Kassajongen van de lachspiegelgalerij.
De lachspiegelgalerij: bezoekers lopen er gewoon door de modder; de spiegels zijn dof en smerig.
‘Modern’ grootvermaak in Varanassi.
Kinderen drommen samen op de kermis, achter de ‘Starphotostudio’.
Magier R.C. Pillai voor zijn theater ‘Magic World’.
Ansichtkaart ‘A colourful Rajasthani couple at the fair’.
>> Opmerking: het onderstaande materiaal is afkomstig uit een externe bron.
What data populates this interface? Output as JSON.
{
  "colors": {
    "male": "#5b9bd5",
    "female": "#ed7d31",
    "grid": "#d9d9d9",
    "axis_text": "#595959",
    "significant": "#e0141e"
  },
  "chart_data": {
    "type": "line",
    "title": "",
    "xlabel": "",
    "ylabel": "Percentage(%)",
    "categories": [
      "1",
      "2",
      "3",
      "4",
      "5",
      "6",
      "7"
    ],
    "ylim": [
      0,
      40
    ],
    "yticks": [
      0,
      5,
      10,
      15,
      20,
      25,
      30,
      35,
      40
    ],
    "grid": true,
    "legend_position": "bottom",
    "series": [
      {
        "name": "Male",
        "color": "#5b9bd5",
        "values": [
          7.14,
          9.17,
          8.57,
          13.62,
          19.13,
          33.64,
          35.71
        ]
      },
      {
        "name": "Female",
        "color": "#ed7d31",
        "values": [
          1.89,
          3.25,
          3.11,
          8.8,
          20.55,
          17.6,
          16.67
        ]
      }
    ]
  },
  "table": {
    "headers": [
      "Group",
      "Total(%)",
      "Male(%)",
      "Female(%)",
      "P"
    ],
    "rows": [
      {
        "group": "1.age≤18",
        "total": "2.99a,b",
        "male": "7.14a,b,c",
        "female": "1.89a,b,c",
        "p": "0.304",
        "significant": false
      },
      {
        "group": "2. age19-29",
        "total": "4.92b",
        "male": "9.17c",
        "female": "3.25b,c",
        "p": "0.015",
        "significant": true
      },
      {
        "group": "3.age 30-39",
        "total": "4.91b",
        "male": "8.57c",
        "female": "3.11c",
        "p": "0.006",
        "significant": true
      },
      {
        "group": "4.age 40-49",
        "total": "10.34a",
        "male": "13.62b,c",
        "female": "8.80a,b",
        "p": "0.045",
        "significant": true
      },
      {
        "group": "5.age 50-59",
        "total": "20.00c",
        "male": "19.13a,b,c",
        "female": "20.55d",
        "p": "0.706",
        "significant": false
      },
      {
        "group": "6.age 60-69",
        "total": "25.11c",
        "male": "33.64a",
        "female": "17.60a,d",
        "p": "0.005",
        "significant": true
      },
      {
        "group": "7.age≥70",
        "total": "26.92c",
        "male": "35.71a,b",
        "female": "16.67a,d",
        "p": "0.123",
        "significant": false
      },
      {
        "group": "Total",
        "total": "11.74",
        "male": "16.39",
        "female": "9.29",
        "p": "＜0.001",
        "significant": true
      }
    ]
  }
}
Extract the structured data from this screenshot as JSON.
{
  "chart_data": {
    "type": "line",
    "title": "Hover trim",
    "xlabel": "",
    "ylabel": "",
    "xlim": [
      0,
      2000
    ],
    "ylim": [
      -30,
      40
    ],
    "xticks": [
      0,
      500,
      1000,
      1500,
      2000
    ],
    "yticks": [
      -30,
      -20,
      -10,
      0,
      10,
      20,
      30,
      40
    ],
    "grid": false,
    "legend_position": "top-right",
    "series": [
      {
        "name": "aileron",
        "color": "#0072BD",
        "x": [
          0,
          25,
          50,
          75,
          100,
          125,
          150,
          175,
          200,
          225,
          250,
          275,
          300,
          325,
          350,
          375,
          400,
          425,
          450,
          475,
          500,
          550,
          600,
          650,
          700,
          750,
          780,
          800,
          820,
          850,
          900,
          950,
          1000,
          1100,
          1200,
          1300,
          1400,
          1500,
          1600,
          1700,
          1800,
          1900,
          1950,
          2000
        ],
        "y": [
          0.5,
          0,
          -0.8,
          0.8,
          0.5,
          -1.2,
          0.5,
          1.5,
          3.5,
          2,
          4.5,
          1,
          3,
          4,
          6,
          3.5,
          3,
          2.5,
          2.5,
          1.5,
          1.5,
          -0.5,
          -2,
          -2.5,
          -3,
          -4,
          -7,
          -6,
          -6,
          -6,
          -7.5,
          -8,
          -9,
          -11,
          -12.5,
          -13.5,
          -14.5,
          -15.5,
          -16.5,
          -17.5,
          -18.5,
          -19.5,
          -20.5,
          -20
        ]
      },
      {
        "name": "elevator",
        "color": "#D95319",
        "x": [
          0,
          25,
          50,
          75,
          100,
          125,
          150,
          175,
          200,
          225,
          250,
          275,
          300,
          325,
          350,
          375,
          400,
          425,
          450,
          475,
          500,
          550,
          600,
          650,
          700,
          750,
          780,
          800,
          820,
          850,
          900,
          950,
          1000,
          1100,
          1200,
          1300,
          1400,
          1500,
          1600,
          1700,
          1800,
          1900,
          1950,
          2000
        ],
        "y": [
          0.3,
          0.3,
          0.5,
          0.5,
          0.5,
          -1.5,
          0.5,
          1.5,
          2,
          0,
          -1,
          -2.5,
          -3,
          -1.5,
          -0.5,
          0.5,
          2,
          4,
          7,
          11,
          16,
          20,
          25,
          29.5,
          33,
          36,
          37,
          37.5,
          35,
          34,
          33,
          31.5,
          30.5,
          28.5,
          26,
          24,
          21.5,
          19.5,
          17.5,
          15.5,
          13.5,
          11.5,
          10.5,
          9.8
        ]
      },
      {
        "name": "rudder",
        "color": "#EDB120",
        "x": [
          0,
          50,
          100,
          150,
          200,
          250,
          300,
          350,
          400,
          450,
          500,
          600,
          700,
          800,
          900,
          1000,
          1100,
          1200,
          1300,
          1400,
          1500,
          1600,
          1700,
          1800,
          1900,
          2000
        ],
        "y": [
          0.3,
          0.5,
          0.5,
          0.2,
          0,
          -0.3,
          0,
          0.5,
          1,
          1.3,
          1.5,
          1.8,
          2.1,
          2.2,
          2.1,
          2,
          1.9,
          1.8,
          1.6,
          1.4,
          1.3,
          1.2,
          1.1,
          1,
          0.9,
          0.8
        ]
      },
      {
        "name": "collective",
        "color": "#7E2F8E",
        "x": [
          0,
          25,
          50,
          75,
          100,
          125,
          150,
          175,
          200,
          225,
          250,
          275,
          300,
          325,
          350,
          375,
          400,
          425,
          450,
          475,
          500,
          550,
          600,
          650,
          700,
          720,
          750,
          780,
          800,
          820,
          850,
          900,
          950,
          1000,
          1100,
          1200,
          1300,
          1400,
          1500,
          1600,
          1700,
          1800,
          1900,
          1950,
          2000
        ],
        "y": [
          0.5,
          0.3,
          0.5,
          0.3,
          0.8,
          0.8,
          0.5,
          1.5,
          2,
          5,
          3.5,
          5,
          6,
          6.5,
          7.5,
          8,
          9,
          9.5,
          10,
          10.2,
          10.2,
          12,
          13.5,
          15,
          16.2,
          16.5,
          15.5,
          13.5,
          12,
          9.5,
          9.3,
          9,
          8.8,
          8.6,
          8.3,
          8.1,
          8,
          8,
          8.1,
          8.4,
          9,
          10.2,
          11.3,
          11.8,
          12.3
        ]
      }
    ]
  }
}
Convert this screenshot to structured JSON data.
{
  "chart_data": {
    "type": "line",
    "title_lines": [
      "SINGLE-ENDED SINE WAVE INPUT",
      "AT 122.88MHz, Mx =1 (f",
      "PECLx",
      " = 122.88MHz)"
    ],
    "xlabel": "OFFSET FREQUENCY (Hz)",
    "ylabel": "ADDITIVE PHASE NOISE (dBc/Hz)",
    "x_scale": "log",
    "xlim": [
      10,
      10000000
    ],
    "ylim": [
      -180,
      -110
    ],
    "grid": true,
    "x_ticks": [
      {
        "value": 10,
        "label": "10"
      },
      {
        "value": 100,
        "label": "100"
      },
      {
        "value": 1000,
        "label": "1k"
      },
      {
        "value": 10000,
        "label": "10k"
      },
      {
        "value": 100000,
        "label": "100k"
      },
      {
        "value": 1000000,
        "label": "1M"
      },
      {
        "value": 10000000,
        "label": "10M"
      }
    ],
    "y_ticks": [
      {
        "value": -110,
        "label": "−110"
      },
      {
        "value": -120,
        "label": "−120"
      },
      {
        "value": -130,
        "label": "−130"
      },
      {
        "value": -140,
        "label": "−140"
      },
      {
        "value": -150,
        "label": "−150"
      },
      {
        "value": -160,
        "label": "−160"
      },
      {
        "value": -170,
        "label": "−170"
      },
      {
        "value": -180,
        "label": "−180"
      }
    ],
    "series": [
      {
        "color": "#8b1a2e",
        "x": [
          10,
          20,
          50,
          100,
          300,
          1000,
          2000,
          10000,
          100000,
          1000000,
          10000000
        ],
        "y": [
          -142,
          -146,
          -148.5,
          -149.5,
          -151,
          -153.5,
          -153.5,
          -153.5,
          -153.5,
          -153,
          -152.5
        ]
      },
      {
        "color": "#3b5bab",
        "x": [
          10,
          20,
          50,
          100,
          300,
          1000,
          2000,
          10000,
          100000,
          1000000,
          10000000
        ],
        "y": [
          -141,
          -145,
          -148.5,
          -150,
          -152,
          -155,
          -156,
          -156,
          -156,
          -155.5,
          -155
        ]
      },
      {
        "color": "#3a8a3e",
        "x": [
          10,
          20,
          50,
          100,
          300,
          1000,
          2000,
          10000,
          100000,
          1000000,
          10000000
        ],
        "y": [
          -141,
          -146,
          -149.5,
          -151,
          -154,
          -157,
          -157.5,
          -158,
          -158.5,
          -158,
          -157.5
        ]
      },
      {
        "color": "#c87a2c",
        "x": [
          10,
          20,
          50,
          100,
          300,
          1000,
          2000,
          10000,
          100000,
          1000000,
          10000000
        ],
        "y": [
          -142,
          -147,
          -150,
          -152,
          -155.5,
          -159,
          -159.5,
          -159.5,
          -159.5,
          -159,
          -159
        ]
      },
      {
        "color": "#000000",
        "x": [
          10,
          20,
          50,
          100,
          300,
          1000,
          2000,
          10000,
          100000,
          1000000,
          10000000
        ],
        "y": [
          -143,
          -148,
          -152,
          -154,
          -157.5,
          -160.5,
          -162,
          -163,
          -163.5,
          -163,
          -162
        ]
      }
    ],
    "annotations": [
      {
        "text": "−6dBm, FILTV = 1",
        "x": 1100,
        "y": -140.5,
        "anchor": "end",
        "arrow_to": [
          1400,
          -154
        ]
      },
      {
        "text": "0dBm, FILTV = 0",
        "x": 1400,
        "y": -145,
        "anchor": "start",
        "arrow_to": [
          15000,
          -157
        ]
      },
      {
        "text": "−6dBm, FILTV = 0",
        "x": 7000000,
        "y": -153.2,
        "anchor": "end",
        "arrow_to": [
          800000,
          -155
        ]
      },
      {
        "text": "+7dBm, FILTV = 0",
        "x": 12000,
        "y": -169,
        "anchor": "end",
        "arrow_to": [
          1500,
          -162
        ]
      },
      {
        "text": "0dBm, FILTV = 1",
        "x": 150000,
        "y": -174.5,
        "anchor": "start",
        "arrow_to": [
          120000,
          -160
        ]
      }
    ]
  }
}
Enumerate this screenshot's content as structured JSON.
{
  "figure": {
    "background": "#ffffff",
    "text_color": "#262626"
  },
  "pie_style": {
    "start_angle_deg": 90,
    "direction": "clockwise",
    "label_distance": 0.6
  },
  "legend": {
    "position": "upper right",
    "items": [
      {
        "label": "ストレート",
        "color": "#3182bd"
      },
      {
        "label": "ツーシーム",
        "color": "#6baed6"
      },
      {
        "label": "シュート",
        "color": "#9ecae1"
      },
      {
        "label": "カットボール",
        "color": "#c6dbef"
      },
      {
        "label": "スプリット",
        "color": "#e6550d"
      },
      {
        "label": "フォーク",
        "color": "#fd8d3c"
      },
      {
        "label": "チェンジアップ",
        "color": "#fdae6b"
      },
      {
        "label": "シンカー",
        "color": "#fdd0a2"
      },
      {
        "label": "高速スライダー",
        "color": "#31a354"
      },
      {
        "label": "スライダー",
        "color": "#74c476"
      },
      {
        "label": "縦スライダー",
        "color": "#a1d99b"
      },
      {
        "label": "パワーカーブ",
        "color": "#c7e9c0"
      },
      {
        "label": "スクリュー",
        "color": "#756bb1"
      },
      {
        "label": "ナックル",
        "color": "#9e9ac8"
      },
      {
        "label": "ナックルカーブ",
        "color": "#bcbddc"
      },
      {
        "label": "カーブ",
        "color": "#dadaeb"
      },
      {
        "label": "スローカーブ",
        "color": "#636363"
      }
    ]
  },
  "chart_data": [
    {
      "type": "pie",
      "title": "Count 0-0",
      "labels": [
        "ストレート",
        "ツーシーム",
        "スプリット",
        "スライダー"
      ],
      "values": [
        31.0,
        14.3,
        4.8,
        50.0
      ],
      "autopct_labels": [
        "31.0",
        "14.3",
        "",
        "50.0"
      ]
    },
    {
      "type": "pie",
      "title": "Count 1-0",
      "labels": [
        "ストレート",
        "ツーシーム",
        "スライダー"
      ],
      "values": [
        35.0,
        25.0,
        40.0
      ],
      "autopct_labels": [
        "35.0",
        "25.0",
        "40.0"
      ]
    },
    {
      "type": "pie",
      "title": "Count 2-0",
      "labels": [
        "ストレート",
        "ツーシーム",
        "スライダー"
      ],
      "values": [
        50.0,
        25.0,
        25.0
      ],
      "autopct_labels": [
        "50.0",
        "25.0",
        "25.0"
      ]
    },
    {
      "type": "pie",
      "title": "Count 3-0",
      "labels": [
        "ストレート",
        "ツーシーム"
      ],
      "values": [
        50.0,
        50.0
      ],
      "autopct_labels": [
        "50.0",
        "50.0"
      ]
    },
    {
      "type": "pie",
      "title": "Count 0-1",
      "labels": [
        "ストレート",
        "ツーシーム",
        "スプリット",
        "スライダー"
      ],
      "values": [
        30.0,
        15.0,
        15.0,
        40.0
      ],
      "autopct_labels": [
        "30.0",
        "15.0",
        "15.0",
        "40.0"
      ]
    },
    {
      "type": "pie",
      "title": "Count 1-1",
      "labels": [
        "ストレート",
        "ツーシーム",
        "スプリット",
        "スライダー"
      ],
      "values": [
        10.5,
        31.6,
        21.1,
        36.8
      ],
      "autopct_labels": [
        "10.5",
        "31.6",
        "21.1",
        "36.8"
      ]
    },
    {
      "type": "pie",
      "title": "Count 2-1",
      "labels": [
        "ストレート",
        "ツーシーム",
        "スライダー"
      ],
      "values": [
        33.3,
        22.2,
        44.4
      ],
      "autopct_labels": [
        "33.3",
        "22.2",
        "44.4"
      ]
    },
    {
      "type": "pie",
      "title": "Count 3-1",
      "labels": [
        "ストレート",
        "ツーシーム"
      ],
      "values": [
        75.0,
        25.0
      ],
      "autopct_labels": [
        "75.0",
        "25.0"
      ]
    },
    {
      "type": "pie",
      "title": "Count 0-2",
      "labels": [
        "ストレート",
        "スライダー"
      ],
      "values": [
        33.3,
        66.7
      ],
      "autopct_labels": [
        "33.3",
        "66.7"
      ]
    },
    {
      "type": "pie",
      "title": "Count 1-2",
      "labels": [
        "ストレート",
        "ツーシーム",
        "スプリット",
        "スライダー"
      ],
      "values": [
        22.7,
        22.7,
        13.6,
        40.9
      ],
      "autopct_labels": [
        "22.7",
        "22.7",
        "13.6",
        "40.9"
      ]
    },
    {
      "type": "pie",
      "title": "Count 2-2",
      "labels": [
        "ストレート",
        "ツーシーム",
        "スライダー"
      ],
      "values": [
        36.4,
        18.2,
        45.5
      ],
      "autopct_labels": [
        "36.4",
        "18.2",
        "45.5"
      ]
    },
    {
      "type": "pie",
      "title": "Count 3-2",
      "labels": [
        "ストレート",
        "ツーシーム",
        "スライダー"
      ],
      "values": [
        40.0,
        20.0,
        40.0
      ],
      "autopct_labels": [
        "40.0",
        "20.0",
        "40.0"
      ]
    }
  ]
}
Ook leuke attractie: zelf de riksja rijden door de wirwar van het voortjakkerende verkeer naar Hotel India aan de Patel Nagar.
Een metalen draai-attractie. Eigenaar Ratan Vilas uit Jodhpur wil per se op de foto, trots voor zijn kermiszaak.
Wapperende vaandels kondigen de komst van de kermis aan.
Kinderreuzenradje wordt met de hand voortbewogen.
Gevaarlijkse aandrijfriem van het reuzenrad is enkele centimeters verwijderd van het bedieningspaneel.
Kinderen genieten van primitieve draaimolens.
Schiettent in India; zoek de verschillen met Europa…
Paardjeshangcarrousel centraal op het plein.
Primitieve railway draait kreunend zijn rondjes.